What makes good Technical Due Diligence?
Technical Due Diligence is often high-value, high pressure and short timescale. Under these circumstances, the best way to find out what lurks within the shadows and cobwebs is to go direct to the best sources of information: the stakeholders and the developers.
Simply put, we need to ask the people who work there. Equally important is the strength of the relationship between the two organisations in question after the exercise is over. Worst case scenario is that everything was found to be good about the software, but in doing so the trust relationship is ruined.

A key differentiator of JFDI consultants is that we are nice. Firm where necessary, but always personable, approachable, humble, honest. We take care how we ask questions. We realise when that when scrutinising a company’s products and architectures or wading through reams of code, we’re often treading through people’s life’s work. And we tread carefully.
We are also thorough. We approach each investigation with an open mind. The services or products of the company under investigation are obviously good enough to have caught the attention of the company looking to buy or use them.
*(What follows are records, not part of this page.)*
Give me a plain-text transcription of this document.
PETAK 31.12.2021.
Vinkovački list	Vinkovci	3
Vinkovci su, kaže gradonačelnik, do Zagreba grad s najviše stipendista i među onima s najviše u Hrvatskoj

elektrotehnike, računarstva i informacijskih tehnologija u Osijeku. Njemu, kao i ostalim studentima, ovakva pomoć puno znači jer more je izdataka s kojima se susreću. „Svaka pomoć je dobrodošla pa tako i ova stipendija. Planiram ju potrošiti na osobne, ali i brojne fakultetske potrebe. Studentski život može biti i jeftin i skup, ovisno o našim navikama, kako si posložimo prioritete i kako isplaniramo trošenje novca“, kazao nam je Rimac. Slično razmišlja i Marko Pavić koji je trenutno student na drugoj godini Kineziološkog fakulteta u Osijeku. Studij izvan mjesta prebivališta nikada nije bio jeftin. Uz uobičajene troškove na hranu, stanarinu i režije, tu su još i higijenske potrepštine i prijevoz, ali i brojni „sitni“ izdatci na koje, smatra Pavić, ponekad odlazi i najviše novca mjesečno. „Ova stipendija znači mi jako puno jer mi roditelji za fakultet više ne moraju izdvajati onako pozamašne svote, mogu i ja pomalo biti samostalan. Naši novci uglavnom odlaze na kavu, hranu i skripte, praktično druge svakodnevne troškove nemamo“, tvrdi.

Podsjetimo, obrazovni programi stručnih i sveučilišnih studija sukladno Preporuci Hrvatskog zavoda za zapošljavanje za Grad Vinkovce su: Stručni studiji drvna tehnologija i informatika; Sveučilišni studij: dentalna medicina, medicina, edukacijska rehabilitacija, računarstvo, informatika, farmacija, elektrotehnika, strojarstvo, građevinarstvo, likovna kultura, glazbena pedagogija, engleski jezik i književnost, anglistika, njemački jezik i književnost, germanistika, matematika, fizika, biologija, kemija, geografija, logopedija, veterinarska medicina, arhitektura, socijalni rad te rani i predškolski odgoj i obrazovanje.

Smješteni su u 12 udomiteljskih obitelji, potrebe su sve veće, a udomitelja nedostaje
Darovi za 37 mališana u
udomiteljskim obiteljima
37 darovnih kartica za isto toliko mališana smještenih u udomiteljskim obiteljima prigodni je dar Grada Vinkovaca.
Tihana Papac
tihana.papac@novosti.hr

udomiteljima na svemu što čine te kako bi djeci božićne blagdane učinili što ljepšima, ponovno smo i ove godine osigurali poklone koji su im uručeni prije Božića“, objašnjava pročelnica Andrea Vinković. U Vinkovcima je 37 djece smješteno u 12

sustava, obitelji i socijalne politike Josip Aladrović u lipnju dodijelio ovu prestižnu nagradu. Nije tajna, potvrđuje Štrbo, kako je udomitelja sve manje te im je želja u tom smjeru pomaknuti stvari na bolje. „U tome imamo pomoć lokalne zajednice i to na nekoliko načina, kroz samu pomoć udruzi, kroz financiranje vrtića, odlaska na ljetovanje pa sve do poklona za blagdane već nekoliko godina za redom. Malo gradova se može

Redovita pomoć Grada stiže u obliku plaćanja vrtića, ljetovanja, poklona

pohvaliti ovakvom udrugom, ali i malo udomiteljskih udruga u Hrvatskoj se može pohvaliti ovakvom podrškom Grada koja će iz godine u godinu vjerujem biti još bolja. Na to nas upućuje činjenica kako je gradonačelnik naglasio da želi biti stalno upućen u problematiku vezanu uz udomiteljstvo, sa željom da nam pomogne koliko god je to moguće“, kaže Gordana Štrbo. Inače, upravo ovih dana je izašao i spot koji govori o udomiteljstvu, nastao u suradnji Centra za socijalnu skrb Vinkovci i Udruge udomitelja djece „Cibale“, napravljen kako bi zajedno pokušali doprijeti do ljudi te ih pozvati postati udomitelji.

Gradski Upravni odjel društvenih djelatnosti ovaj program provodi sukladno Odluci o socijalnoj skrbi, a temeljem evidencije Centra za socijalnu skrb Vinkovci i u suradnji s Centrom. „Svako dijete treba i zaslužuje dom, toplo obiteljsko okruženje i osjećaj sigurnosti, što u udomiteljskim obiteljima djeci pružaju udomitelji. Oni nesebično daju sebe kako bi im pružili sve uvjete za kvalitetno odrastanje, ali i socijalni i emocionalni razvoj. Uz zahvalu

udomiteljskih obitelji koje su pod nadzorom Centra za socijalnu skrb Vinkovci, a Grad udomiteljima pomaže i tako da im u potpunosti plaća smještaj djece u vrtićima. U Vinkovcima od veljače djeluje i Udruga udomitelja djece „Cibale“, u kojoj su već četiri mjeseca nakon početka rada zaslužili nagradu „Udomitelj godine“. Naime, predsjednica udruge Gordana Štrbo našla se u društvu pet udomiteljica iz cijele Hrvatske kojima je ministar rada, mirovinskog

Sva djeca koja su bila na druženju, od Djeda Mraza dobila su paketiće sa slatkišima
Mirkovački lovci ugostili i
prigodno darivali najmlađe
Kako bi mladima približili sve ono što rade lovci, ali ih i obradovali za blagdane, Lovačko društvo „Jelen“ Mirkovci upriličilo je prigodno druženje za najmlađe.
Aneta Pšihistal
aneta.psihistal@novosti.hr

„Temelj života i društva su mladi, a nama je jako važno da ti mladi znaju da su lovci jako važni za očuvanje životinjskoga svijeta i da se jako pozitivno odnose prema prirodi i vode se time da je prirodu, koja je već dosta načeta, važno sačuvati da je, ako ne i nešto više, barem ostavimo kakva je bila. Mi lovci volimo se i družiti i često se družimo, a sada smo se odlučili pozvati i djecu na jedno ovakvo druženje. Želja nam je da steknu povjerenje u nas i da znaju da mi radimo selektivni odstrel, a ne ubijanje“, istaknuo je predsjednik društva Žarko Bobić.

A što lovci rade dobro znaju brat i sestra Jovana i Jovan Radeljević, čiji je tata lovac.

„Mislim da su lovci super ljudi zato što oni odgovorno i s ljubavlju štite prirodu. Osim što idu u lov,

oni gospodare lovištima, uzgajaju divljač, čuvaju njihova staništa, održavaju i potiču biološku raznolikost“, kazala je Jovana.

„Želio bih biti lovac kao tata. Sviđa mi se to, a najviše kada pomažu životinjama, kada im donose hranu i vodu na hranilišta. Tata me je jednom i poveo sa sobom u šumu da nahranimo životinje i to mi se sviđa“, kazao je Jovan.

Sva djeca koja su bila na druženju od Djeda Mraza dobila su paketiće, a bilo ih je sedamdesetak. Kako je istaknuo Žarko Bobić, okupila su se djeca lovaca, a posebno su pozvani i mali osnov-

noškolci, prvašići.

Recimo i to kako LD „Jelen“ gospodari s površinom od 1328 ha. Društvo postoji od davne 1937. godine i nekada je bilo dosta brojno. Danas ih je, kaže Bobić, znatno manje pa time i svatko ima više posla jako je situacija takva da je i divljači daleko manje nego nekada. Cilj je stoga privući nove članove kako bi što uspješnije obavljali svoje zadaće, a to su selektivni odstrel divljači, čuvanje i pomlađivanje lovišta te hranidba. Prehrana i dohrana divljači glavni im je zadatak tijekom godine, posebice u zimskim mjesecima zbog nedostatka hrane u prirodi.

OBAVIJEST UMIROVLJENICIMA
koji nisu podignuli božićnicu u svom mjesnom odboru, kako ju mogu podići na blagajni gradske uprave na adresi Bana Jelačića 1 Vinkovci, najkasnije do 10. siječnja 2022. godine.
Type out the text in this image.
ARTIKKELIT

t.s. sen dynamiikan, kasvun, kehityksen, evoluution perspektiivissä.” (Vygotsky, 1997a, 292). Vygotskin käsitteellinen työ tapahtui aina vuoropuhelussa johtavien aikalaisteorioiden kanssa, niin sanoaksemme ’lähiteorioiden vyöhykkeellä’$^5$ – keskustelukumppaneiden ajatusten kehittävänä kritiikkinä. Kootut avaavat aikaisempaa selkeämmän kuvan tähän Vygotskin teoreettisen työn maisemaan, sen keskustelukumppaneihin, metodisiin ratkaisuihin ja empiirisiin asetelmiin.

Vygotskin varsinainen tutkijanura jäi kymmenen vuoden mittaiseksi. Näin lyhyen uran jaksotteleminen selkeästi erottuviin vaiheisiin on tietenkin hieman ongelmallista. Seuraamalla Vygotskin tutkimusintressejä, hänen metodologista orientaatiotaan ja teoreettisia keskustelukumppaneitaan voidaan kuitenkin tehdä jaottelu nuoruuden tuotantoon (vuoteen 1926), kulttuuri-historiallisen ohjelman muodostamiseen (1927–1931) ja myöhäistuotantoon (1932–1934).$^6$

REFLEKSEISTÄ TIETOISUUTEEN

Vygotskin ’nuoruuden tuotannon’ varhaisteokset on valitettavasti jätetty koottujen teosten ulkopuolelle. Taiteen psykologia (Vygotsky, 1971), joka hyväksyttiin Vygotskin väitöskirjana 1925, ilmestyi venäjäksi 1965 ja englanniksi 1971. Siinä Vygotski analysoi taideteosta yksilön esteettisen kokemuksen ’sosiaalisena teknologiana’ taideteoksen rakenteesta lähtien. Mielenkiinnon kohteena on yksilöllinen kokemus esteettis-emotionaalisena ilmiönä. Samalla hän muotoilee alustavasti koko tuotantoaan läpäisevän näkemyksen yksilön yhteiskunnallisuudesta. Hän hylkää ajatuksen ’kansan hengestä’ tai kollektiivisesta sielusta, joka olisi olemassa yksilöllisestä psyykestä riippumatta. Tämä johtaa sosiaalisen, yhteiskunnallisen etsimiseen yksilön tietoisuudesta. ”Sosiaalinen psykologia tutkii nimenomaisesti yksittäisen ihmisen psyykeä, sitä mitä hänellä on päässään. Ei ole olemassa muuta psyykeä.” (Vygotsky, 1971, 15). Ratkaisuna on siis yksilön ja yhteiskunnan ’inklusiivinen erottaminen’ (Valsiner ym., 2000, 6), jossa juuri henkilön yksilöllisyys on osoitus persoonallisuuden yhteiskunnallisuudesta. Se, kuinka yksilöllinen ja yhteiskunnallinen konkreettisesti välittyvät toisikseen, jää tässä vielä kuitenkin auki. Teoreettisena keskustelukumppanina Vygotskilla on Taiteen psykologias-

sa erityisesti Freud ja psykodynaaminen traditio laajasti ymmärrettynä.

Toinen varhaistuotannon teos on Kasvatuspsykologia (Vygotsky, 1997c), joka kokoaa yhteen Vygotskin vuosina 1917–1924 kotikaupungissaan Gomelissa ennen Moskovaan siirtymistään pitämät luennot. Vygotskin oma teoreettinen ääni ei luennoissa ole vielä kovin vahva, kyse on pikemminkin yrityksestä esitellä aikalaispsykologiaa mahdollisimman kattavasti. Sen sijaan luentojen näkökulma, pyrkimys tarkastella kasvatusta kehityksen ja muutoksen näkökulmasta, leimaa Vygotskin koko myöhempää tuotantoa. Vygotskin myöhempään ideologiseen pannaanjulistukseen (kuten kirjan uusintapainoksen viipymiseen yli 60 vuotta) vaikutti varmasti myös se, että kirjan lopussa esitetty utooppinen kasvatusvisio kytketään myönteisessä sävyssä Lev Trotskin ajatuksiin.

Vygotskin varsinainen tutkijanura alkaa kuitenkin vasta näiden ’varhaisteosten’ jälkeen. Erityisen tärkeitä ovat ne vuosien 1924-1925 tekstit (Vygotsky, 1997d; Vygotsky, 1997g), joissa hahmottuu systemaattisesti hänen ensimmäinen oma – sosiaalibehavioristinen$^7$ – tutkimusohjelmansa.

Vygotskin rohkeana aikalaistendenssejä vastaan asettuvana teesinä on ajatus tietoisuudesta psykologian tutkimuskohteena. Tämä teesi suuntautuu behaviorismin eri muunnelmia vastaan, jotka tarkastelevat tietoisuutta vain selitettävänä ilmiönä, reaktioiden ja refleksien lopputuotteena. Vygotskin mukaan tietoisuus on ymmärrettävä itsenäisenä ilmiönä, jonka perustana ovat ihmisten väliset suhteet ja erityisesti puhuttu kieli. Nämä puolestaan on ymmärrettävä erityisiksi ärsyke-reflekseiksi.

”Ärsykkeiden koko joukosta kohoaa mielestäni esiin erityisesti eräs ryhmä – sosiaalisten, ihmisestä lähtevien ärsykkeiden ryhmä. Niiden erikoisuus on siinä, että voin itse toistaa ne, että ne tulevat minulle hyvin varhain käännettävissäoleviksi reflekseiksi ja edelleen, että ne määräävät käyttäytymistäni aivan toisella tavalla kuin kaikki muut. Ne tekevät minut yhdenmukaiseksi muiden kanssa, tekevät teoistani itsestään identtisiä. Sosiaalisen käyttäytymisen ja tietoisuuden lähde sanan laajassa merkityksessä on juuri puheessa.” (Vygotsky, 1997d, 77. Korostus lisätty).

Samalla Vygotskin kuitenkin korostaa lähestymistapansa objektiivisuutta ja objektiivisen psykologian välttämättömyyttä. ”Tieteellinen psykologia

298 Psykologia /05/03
A due diligence exercise, in all but the most complex of situations, often runs for a period of one to three weeks. In that time we use a mixture of techniques to understand the products and services under investigation, including key stakeholder interviews, feature walkthroughs, architecture reviews, code reviews, test reviews. Through years of experience we have built a corpus of questions that we filter according to each set of individual circumstances and unique clients. We build on this list with each new investigation. We have the collective experience to deviate from this list when an investigation takes us down an unforeseen path.
The Technical Due Diligence process usually ends with a report, which can be delivered with an accompanying presentation.